Frases dos pioneiros sobre o capitão Telmo Ribeiro
Carlos Faber
“Nunca vi ele bravo, estava sempre alegre. Embora falassem certas coisas dele, nunca vi nada. O Telmo sempre me oferecia ajuda, mas nunca precisei.”
Raimundo Leite
“Ele me desacatou dentro da minha casa. E eu não morri porque não corri.”
Severino Colombelli
“O capitão Telmo era uma pessoa muito boa e de coração mole.”
Cincinato Cassiano Silva
“A parada era dura com o Capitão Telmo. Ele que expulsou os jagunços daqui. Para alguns ele era bom, mas pra outros não.”
Izabel Andreo Machado
“O capitão era pra nós uma pessoa muito boa.”
José Antonio Gonçalves
“Ele usava um chapéu grande e um lenço no pescoço. Era educadíssimo, mas a coisa com ele era meio brava.”
Valdomiro Carvalho
“Ele era realmente grande aqui. Eu ia com ele buscar boi no Mato Grosso, pra ganhar um dinheiro. Levava um mês. A gente ia pelo Porto São José, pegava um vaporzinho e atravessava a boiada de pouco em pouco.”
Paulo Tereziano de Barros
“O Capitão Telmo trouxe muita gente que ele achava que podia trabalhar no mato.”

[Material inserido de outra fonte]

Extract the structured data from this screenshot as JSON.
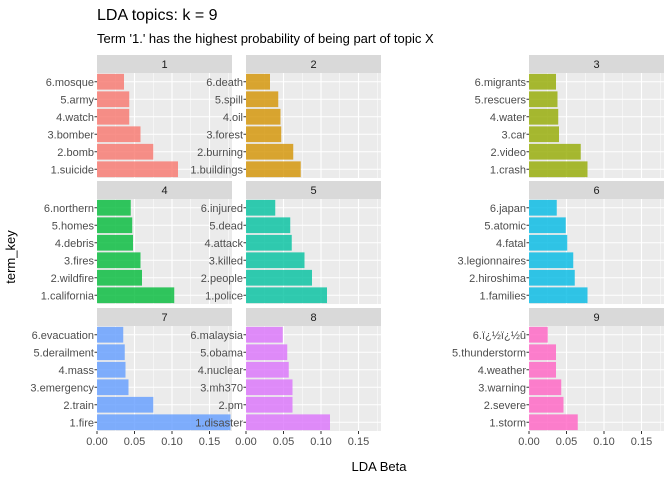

José Francisco Siqueira (Zé Peão)
“Meu primeiro negócio com ele foi 30 sacas de arroz e 10 capados. Tudo fiado. Falavam que ele não pagava ninguém, tudo mentira. Depois de três dias, ele acertou comigo.”
Oscar Geronimo Leite
“Telmo Ribeiro era um dos mandões da época.”
José Ferreira de Araújo (Palhacinho)
“O telmo jogava snooker com a gente, andava com nós.”
José Alves de Oliveira
“Ele foi um dos grandes fregueses do meu bar. Nunca me deu um único prejuízo. Ia lá, comprava e pagava direitinho.”